Text manipulation in Linux

Common commands

awk - pattern scanning and processing language
sed - stream editor
tac - concatenate and print files in reverse

sed

sed is a stream editor. It’s useful for manipulating text in files, or as part of a pipeline.

Replace a string in a file

                  sed -i 's/old/new/g' file.txt

                

Cookbook

Deduplicating lines in a file which have the same column value

Remove duplicate lines in a file, where values in one column are the same, whilst preserving order. For example, removing duplicate properties in a key/value property file (e.g. a Java .properties file). Either keep the first occurrence of the duplicate column line:

awk -F'=' '!seen[$1]++' foo.properties

…or keep the last occurrence of the duplicate column line:

tac foo.properties | awk -F'=' '!seen[$1]++' | tac

Looping over a CSV and extracting some values

If you have a CSV and you want to use the fields in each line as arguments for a command, you can use the IFS (internal field separator) variable to split the line into fields:

                  cat > users.csv <<EOF
tom,henlo
david,cheese
EOF

cat users.csv | while IFS=, read -r username password ; do echo $username has a password of $password; done

                

There’s an example of this in the Google Cloud page.

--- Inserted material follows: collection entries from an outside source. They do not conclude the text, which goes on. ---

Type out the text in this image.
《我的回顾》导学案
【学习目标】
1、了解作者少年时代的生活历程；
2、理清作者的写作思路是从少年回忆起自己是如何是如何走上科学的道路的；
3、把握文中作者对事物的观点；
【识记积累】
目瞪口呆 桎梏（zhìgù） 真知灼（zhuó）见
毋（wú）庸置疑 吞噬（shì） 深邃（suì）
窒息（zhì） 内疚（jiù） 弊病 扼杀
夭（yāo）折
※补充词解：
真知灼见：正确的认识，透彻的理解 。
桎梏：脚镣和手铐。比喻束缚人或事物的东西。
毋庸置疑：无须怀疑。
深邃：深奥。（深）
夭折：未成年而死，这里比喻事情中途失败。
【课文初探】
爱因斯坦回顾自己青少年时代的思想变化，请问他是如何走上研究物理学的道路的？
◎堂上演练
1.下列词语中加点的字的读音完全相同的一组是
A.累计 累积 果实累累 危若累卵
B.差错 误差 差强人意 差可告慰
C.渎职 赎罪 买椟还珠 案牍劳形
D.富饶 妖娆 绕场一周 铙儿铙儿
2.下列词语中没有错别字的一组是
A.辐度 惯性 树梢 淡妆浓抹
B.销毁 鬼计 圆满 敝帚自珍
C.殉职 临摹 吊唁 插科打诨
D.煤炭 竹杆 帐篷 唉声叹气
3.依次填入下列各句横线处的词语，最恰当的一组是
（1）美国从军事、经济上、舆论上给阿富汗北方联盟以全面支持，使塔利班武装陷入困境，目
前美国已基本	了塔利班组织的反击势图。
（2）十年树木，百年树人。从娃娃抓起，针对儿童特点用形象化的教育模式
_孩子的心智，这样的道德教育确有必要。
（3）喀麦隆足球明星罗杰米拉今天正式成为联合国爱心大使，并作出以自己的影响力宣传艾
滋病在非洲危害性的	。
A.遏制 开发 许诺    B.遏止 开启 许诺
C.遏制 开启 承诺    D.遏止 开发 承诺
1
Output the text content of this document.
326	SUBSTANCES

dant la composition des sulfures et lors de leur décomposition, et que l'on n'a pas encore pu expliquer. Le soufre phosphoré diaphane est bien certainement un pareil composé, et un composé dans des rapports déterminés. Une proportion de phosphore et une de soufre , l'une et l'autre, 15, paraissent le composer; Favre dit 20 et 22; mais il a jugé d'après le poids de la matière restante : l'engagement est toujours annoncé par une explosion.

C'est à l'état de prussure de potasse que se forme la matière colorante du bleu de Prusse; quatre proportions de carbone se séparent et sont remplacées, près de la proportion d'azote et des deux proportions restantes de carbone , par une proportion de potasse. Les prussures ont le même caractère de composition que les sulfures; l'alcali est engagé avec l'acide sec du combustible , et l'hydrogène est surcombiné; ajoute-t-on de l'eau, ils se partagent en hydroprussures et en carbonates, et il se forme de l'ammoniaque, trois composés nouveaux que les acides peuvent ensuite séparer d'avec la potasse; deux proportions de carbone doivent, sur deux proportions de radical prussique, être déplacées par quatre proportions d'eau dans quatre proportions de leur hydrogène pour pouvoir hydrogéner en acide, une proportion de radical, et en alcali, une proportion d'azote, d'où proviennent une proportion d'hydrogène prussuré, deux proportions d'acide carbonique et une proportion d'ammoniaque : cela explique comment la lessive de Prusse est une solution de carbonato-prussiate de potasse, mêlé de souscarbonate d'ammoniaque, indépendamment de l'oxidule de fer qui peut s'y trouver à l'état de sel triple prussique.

Checking if the first part of an email address is longer than N

                  cat > emails.txt <<EOF
[email protected]
EOF

awk -F'@' '{ if (length($1) > 10) { print $1 } }' emails.txt
awk -F'@' '(length($1) > 10)' emails.txt

                

Looping over a username:password list and creating a command for each

Useful for performing the same action repeatedly, e.g. perform an HTTP request, test an app, etc.

If you have a list of usernames/passwords like this:

                  john:mypass
jane:password123
jacob:thankyougoodnight

                

You can use read and a while loop to generate some commands like this - this example runs a Playwright test for each user:

                  while IFS=":" read -r username password
do
    APPLICATION_URL="https://$username.grafana.net" USERNAME="$username" PASSWORD="$password" npx playwright test my-app-test.spec.js
done <<< "$LOGINS"